|Allied Blockade of Gibraltar|
|Part of Battle of the Atlantic of World War III|
Sea Harriers take off from the HMS Ark Royal (R07) off the coast of Gibraltar. The Ark Royal, being part of the Royal Navy, was one of the ships that lead the NATO blockade.
| United States || Soviet Union |
The Allied Blockade of Gibraltar was a naval blockade of the Straits of Gibraltar composed of a flotilla of NATO ships blocking the passage to the Atlantic Ocean. This was an strategic campaign in which the Soviet Navy was denied access to the Atlantic after a large amount of NATO ships were sunk, capsized, or destroyed during the First Battle of the Mediterranean.

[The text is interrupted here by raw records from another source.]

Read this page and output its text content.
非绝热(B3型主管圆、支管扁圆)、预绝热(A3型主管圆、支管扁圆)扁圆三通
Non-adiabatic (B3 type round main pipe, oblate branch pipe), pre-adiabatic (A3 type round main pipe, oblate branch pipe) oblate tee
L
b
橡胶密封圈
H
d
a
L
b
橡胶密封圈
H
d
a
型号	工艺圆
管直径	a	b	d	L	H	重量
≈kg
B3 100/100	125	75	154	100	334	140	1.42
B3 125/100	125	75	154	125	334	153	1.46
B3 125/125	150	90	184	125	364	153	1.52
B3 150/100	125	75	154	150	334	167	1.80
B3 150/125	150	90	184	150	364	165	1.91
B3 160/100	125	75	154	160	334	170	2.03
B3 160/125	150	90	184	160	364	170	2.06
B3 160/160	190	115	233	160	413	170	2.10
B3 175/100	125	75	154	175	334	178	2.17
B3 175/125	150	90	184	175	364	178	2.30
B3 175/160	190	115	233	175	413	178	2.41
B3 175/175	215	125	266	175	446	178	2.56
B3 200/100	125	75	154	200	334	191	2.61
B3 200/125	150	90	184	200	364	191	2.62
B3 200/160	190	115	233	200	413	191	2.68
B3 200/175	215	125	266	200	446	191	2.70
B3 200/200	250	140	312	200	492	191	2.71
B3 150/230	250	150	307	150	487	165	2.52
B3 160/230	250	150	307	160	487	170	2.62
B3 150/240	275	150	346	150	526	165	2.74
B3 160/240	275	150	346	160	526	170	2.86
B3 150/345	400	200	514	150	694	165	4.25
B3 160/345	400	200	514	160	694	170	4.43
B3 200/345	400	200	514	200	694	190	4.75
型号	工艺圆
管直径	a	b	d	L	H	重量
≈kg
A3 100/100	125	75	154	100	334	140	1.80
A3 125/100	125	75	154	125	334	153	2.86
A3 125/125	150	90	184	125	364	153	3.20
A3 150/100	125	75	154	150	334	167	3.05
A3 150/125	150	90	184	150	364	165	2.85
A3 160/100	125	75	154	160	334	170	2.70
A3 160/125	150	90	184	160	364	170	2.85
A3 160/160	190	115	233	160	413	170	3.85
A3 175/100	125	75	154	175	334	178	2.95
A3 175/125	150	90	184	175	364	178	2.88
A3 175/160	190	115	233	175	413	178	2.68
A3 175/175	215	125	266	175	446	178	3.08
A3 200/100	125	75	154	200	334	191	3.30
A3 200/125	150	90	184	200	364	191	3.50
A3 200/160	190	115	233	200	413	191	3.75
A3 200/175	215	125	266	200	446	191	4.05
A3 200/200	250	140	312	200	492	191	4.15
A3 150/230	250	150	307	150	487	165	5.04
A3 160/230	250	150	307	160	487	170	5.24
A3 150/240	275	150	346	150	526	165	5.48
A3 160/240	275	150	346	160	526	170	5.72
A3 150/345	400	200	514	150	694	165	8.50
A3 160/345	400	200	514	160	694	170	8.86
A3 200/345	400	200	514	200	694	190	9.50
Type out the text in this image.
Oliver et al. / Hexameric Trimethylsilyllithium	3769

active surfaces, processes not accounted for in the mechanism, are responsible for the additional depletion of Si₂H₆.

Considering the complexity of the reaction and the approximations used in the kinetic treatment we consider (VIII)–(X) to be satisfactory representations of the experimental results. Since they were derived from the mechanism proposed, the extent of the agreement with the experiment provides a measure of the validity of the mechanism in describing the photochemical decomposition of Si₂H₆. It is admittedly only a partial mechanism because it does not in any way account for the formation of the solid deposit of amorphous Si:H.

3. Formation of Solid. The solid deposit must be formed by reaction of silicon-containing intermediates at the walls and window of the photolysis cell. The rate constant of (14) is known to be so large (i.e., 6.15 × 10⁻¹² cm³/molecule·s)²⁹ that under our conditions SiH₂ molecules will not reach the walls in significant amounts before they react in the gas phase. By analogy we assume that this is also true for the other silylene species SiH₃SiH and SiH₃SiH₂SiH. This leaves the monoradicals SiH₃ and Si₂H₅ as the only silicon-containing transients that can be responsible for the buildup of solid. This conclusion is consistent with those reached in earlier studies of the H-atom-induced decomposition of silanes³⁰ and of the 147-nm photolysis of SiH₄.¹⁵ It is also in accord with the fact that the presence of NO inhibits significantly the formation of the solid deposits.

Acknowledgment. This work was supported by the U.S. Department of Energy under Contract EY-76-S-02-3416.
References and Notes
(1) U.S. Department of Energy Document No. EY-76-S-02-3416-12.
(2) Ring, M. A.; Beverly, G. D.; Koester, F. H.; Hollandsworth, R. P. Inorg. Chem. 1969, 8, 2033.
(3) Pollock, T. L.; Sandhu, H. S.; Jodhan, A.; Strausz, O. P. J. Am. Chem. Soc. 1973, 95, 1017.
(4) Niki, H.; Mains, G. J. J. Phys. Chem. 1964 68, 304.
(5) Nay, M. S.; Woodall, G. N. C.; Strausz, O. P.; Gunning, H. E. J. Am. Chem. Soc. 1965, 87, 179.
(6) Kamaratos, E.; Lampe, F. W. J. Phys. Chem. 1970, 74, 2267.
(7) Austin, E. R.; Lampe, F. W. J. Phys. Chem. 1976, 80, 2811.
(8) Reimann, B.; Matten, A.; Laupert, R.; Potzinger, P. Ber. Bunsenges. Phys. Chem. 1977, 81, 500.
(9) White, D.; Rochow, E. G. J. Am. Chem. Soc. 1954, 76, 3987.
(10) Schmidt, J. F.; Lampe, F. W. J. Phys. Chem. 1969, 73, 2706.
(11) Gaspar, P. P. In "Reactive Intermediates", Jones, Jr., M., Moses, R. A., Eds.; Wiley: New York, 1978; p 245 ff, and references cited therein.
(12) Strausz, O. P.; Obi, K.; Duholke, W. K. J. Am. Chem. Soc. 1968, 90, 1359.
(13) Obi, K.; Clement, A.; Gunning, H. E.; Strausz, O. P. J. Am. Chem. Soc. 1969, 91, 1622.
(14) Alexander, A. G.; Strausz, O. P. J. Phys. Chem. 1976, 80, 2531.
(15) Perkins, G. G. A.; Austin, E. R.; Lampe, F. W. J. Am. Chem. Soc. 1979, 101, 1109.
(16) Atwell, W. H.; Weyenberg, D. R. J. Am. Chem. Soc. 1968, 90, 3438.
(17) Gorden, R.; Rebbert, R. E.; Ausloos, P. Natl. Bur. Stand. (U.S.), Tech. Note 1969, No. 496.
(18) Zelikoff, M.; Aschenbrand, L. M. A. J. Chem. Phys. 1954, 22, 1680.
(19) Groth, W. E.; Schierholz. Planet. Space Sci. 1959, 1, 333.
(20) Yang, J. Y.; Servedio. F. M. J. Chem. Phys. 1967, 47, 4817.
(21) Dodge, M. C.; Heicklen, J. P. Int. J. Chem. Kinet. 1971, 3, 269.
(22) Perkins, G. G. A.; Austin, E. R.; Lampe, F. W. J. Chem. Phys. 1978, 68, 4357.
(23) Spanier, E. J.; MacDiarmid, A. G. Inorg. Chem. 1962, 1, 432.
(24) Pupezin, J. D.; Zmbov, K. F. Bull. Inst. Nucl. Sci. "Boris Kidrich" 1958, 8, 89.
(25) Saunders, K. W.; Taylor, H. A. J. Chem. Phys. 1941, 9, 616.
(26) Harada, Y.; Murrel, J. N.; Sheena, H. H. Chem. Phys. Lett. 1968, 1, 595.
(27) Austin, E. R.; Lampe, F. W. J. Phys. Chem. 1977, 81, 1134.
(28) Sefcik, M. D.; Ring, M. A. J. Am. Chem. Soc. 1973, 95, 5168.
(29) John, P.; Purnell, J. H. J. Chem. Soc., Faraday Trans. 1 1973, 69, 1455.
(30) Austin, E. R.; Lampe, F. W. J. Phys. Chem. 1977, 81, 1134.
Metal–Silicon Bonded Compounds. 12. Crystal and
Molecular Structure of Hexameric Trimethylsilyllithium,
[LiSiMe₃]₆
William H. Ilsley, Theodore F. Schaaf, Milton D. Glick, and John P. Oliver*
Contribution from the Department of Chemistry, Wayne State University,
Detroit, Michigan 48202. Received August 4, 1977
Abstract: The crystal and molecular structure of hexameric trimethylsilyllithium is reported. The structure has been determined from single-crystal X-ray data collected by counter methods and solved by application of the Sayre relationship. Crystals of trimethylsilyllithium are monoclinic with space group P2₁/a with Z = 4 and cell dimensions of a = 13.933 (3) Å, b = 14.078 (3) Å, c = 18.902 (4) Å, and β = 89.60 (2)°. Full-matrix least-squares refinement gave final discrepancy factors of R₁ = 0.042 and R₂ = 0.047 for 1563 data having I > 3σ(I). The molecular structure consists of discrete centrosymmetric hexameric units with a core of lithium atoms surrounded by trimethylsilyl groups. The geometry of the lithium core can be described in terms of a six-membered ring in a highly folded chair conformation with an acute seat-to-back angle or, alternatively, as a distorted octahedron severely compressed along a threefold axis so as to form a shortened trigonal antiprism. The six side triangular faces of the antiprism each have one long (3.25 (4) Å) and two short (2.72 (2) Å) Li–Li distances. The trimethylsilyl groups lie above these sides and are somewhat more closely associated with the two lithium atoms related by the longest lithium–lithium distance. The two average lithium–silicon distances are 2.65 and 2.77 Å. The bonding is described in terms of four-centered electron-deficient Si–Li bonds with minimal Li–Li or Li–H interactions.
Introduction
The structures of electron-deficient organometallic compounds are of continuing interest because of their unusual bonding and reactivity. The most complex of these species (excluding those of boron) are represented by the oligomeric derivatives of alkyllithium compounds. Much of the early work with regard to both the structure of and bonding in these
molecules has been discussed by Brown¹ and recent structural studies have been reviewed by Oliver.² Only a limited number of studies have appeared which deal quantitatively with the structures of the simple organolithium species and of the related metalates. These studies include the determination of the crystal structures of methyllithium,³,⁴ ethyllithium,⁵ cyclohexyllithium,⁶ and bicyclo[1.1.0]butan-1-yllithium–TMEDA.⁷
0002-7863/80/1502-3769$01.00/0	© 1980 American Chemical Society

NATO/Allied forces suffered a heavy setback in the Mediterranean Sea after the Soviet Navy decimated the U.S. 6th Fleet alongside allied ships in the First Battle of the Mediterranean. Following the Soviet victory, the Soviet Union launched an amphibious invasion of Sardinia, Corsica, Malta, the Balearic Islands, and the coast of southern France.
Remaining allied ships retreated to the British overseas territory of Gibraltar, which is a known Mediterranean base of the Royal Navy. American, British, French, Italian, Spanish, and Portuguese vessels effectively formed a blockade of the Straits of Gibraltar. The non-NATO member of Morrocco also contributed to the naval flotilla.
The blockade prevented any Soviet submarine and destroyer from escaping into the Atlantic. However, there were cases of Soviet submarines having successfully sneaked past the blockade and then bombarded the Spanish coastal cities. These were quickly dealt by the U.S. Air Force fighter jets based from Moron AB alongside with the Royal Air Force and the Spanish Air Force.
It was notable that this was the first time Spain and the United Kingdom cooperated in the Iberian peninsula, marred by centuries-old dispute of Gibraltar, which was ceded to the United Kingdom in perpetuity in the Treaty of Utrecht in 1713. For the first time, Spanish ships were able to dock the Gibraltar naval base, working alongside their British and NATO counterparts.